Personalistyczna koncepcja człowieka stanowi istotny element współczesnej myśli społecznej, na której w poważnym stopniu opiera się nauczanie społeczne Kościoła. Znajomość natury ludzkiej daje możliwość utworzenia takich systemów społecznych, w których każdy człowiek – poprzez wychowanie i samowychowanie –szybciej i pewniej osiąga swój rozwój. Katolicka nauka społeczna, ukazując integralny obraz człowieka i opartą na tej koncepcji integralną wizję życia społecznego bardzo silnie podkreśla rozumienia człowieka z Bożego objawienia[5]. Tylko w Bogu człowiek – twórca przemian społecznych – jest w stanie zrozumieć do końca siebie, swoją słabość, grzeszność i niepewność, ale także właściwą sobie wielkość, godność i wartość[6]. Skutkiem tak odpowiedzialnej prawdy o człowieku jest odczytanie działalności ludzkiej w kategoriach powołania. Decyduje o tym fakt, iż Bóg stworzył człowieka nie jako byt nieruchomy i statyczny, lecz posiadający w swej istocie wymóg spełnienia go[7]. Tak więc, twórcza działalność człowieka – oznaczająca proces wychowania i samowychowania – we wszystkich dymensjach jego aktywności, w tym także w życiu społecznym, jest formą wypełniania powołania człowieka, z drugiej zaś strony – niewłaściwie ukierunkowana – może stać się okazją zagubienia się człowieka.

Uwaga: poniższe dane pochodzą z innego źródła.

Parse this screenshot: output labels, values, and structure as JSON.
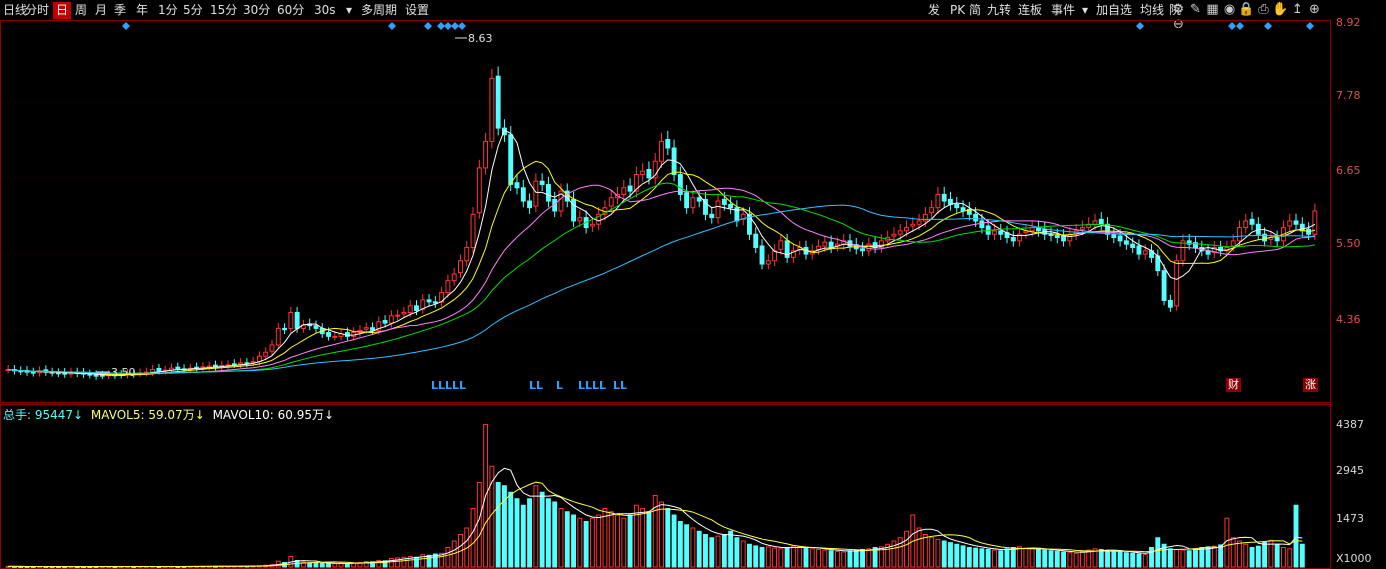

Ks. dr hab. Ireneusz Stolarczyk, prof. UPJPII
[1] R. Rogowski, Antropologiczne podstawy postępu, „Ateneum Kapłańskie” 66 (1974), s. 423-424.
[2] T. Ślipko, Filozoficzno-etyczne aspekty rozwoju człowieka, w: Człowiek we wspólnocie Kościoła, red. L. Balter, Warszawa 1979, s. 215.
[3] K. Wojtyła, Osoba i czyn, Kraków 1969, s. 75–76.
[4] K. Wojtyła, Osoba: podmiot i wspólnota, „Roczniki Filozoficzne” 24 (1976) z. 2, s. 30.
[5] Jan Paweł II, Centesimus annus, nr 55.
[6] Jan Paweł II, Redemptor hominis, nr 10.
[7] Jan Paweł II, Sollicitudo rei socialis, nr 30.